Yes in dos/win3.1 you might have win.exe at the end of autoexec.bat, you might have dosshell in there. You might have some Novell "login.exe" instead. Or maybe it was good old command.com.

Win95 had a full screen splash which was an RLE file called logo.sys, loaded by the win95 boot process. I don't think autoexec even ran under 95/98/me. I'm sure that Wikipedia will have the full history though.

laumars · on Oct 22, 2017

Autoexec did run on Win95. I remember spending hours tweaking it back in those days. Though I think it was mainly used for DOS programs and maybe some environmental variables (eg for JAVA).

I remember writing my own logo.sys boot splashes. If I recall correctly they were just bitmaps with a couple of values altered in a hex editor to define which sequence of colours (in the colour palette) to animate.

drngdds · on Oct 20, 2017

"This programming tutorial is great, but it could really use some giant meme images," said no one ever.

visarga · on Oct 20, 2017

Oh, that kind of kernel. There are many kernels - GPU kernels, SVM kernels, etc.

_ooqq · on Oct 20, 2017

...what Colonel?

varunagrawal · on Oct 20, 2017

Am I the only one who's pretty much done with reading these sort of rinse and repeat articles about just writing a bootloader in the name of a kernel?

vidarh · on Oct 20, 2017

Nobody is forcing you.

I wish we had more of these, not least because of the first comment: "great post. Didn't know it was this easy ;)"

People assume a lot of low level stuff like this is near magic not for mere mortals, and it's a great shame, because there's a lot of this kind of low level stuff that more people would benefit from playing with.

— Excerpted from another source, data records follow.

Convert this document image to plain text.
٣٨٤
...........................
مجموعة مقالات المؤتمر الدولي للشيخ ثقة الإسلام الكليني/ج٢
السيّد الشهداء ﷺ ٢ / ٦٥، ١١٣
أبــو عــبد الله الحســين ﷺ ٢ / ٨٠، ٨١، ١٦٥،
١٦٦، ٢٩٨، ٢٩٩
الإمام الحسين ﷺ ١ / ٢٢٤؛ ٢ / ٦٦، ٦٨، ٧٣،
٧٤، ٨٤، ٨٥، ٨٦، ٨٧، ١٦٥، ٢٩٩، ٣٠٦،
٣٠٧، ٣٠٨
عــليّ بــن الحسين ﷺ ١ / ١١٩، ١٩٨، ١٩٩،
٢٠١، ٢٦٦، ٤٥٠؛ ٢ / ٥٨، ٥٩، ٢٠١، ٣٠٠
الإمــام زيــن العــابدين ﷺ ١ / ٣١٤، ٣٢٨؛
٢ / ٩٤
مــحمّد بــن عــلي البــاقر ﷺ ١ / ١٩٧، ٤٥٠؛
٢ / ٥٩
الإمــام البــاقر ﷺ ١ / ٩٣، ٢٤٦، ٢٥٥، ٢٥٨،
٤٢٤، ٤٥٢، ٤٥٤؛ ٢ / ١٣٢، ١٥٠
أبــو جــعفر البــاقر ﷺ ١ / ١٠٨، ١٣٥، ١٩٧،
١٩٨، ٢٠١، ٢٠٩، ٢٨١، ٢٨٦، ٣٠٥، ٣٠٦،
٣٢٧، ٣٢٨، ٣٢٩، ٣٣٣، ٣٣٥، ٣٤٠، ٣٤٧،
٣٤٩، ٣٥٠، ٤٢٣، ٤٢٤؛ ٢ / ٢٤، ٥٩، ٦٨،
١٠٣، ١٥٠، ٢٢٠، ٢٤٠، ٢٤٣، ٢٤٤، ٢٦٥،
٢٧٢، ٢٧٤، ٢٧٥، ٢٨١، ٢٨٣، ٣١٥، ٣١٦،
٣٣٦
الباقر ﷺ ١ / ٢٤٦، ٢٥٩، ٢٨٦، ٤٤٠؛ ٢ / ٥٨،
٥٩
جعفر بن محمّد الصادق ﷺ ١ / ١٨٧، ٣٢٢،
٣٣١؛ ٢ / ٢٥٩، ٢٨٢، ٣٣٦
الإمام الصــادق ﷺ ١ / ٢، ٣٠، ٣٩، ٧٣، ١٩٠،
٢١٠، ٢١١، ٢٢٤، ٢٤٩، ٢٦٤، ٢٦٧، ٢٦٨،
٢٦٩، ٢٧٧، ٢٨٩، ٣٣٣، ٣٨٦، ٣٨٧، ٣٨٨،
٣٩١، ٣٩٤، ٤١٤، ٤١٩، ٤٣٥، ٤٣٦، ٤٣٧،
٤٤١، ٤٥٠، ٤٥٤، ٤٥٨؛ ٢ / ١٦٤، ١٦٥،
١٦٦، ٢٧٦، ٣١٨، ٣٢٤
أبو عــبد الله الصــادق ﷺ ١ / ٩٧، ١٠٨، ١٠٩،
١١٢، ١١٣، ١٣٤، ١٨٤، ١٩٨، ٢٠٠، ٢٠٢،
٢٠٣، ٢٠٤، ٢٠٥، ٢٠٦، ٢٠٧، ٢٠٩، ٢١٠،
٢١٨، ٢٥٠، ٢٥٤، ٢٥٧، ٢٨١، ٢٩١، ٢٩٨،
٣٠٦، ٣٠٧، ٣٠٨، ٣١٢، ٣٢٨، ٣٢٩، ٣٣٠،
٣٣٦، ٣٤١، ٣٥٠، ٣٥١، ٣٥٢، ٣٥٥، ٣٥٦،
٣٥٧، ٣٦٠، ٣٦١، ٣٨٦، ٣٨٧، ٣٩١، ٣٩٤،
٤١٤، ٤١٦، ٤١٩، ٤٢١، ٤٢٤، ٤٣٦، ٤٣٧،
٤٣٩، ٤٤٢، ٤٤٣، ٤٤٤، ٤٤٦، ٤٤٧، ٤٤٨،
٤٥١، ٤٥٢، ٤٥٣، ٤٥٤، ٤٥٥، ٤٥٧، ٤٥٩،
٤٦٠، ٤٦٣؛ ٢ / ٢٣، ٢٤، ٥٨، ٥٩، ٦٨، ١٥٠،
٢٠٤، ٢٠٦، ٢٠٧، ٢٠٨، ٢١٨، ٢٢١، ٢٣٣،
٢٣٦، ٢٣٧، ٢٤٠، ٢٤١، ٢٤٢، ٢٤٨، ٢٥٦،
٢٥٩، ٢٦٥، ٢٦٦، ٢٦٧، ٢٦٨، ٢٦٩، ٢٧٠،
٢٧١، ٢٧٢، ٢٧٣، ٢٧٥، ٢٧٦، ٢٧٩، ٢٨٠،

And because demystifying it is a great path to get people into kernel hacking even if they don't end up writing their own complete kernel.

gmueckl · on Oct 20, 2017

This stuff is not magic. But it requires a lot of reading and hunting for proper documentation on a platform as convoluted as x86. An ARM board would probably be way easier to play with. I never looked at the Pi. How well does it lend itself to this type of hacking?

vidarh · on Oct 21, 2017

Specific ARM boards might very well be easier, in that a lot of them are clean slate designs, so you're not dragging along nearly 40 years of PC history. But ARM CPU's themselves is plagued by the fact that OEMs can put pretty much whatever they want in there, so there is a proliferation of really weird beasts.

Tepix · on Oct 20, 2017

The article uses the grub bootloader so that part is missing. But I was expecting more when I read "kernel" as well.

shakna · on Oct 20, 2017

You could jump into a project like MikeOS, which has guides for modifying and extending [0], but the know-how from a bootloader should be enough to get you going.

[0] http://mikeos.sourceforge.net/handbook-sysdev.html

drwu · on Oct 20, 2017

I share the same feeling. I've done even a better boot loader which could load a simple shell on the floppy when I was 13. However, only in 16 bits and use bios INTs.

fredrb · on Oct 20, 2017

A simple Kernel shared with the community is better than a full-featured one kept to yourself.